Meet Anthea Kreston

posted on   by  Loi Heldt

It’s been an amazing, surreal 4 years. In my craftsman bungalow in downtown Corvallis, I got the call that I had been invited to Berlin to audition for the fabled Artemis String Quartet. I had one week to prepare two rounds of audition – early, middle and late Beethoven, Dvorak, Shostakovich, Schumann, Brahms, Bartok. I prepared it with our 3-year-old hugging my leg, clearing my schedule and moving into my mother-in-law’s house in Eugene so I could devote every precious moment to score study, practicing and developing a complex musical plan, knowledge of the compositions and the history which surrounded them. When, 10 days later, I called Jason from Berlin at 4 in the morning, saying I got the job – the first American violinist to be in a major European String quartet, I could hear in his voice the entire mixture of everything these 4 years has brought to us – his pride and steadfast belief in me, knowing that he would give up his career for me, that the girls would begin to know me more as a visitor than a mother, and that we would, in 11 days time, be landing in a new country, a new language and culture for us all to learn. And that it would be great. And scary. And that it might just tear us apart. Or it might make us stronger than we had ever been.

It was quick, but we went in with eyes open. Jason and I had been members of the Avalon string quartet in our 20’s, working with the Emerson, Cleveland, Tokyo, Guarneri quartets as well as being closely mentored by Isaac Stern. So – although only one of us was to take this huge career step, it was an advantage for me to have a home partner who not only knew the repertoire and what to expect from a career such as this, but also to know how all-consuming, emotionally complex, and personally difficult a job like this is. On top of it, I was the replacement of a beloved German man who had taken his own life 7 months prior. The quartet has been looking and not finding the answer for these 7 months, until we found each other on that rainy day just off the Gendarmenmarkt in the heart of East Berlin.
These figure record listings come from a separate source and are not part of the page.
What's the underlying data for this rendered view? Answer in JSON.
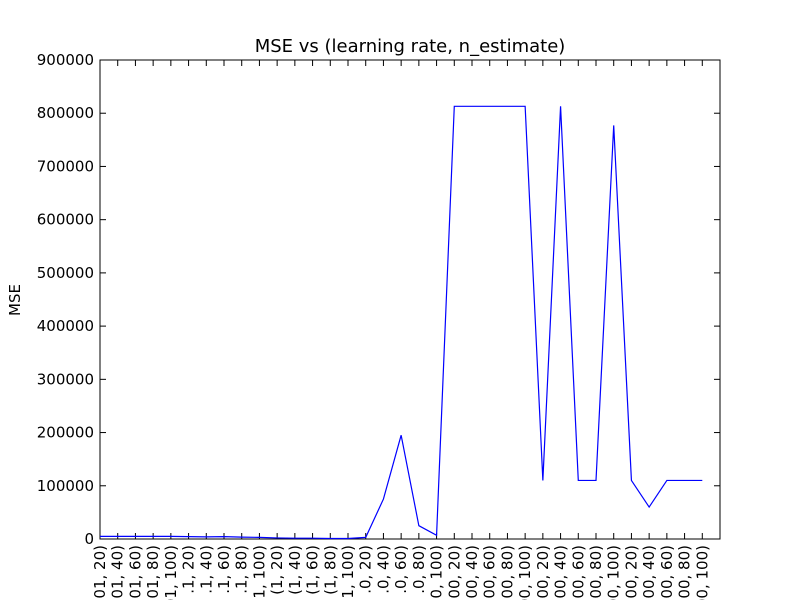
{
  "chart_data": {
    "type": "line",
    "title": "MSE vs (learning rate, n_estimate)",
    "ylabel": "MSE",
    "categories": [
      "01, 20)",
      "01, 40)",
      "01, 60)",
      "01, 80)",
      "01, 100)",
      ".1, 20)",
      ".1, 40)",
      ".1, 60)",
      ".1, 80)",
      "1, 100)",
      "(1, 20)",
      "(1, 40)",
      "(1, 60)",
      "(1, 80)",
      "1, 100)",
      ".0, 20)",
      ".0, 40)",
      ".0, 60)",
      ".0, 80)",
      ".0, 100)",
      "00, 20)",
      "00, 40)",
      "00, 60)",
      "00, 80)",
      "00, 100)",
      "00, 20)",
      "00, 40)",
      "00, 60)",
      "00, 80)",
      "00, 100)",
      "00, 20)",
      "00, 40)",
      "00, 60)",
      "00, 80)",
      "00, 100)"
    ],
    "series": [
      {
        "name": "MSE",
        "color": "#0000ff",
        "values": [
          5000,
          5000,
          5000,
          5000,
          5000,
          4500,
          4000,
          4500,
          3500,
          3000,
          2000,
          1500,
          1500,
          1000,
          1000,
          3000,
          75000,
          195000,
          25000,
          7000,
          813000,
          813000,
          813000,
          813000,
          813000,
          110000,
          813000,
          110000,
          110000,
          777000,
          110000,
          60000,
          110000,
          110000,
          110000
        ]
      }
    ],
    "ylim": [
      0,
      900000
    ],
    "yticks": [
      0,
      100000,
      200000,
      300000,
      400000,
      500000,
      600000,
      700000,
      800000,
      900000
    ]
  }
}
Stepping into the ring, I was strong, tough, flexible and ready. I was at my prime, both in terms of my playing, strength of nerves while standing on the greatest stages of the world, and being able to handle the rigors and loneliness of a life on the road. Jason and our girls would meet me as often as we could manage – in London, Vienna, Paris, Prague, Florence – they have been more places than I can even remember. The concerts for me are both crystal clear and a wash of airplanes, trains, after-concert dinners, and bright lights. Writing a weekly column for the London-based music website Slipped Disk kept me feeling my life, processing as I went along.

And, when the last original member decided to retire 3 months ago, I realized that this was when my story would also change. Our girls have been in Germany for half their lives, Jason needs to begin his career again, we want to meet the cousins who have been born since we left – to know what it feels like to make a s’more over a campfire, looking up at the silhouette of a mountain range and covered by a blanket of stars. To be in the place that feels more like home than any place I have ever lived – a place that has the values and freedom I want my girls to grow up in. And that place is Oregon.